As of March 31, 2025, the total estimated fair value of the 2025 and 2029 Notes were approximately $337,881 and $426,675, respectively. As of December 31, 2024, the total estimated fair value of the 2025 and 2029 Notes were approximately $374,412 and $431,851, respectively. The fair values were determined based on the closing trading price per $100 of the Notes as of the last day of trading for the period. The fair values of the Notes are primarily affected by the trading price of the Company's common stock and market interest rates. The fair values of the Notes are considered Level 2 within the fair value hierarchy and were determined based on inputs that are observable in the market or that could be derived from, or corroborated with, observable market data.

Capped Call Transactions
In May 2020 and September 2024, in connection with the pricing of the 2025 and 2029 Notes, respectively, the Company entered into privately negotiated capped call transactions (the “Capped Call Transactions”). The Capped Call Transactions are generally expected to reduce the potential dilution to the Company’s common stock upon any conversion of the Notes and/or offset any cash payments the Company is required to make in excess of the principal amount of converted Notes, as the case may be, with such reduction and/or offset subject to a cap initially equal to $47.24 and $104.36, for the 2025 and 2029 Notes, respectively.

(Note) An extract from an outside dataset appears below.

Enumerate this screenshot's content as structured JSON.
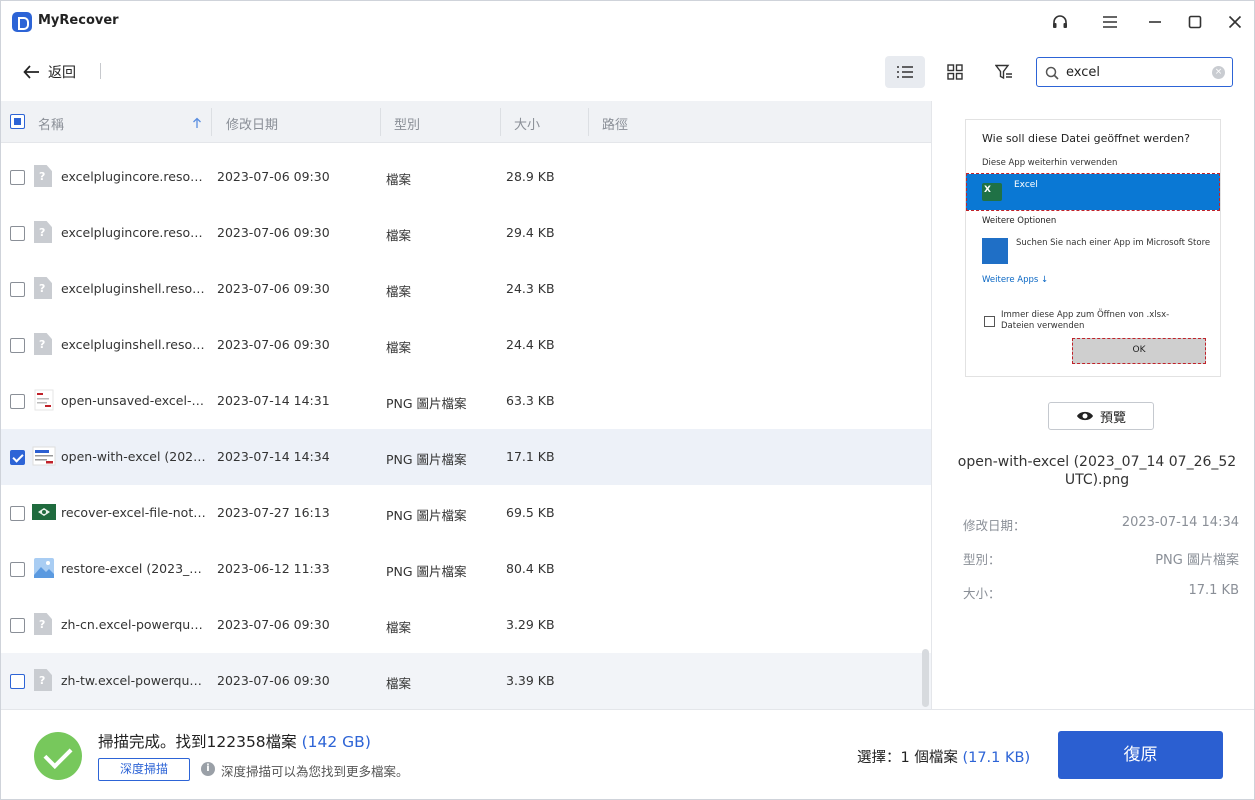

The Capped Call Transactions are considered a freestanding instrument in accordance with ASC No. 480, "Distinguishing Liabilities from Equity", as they were entered into separately and apart from the Notes and since the conversion or redemption of the Notes does not automatically result in the exercise of the Capped Call Transactions. As the Capped Call Transactions are considered indexed to the Company's stock and are considered equity classified, they are recorded in stockholders’ equity in the condensed consolidated balance sheets and are not accounted for as derivatives. The cost of the Capped Call Transactions for the 2025 and 2029 Notes were approximately $29,348 and $55,522, respectively, and were recorded as a reduction to additional paid-in capital.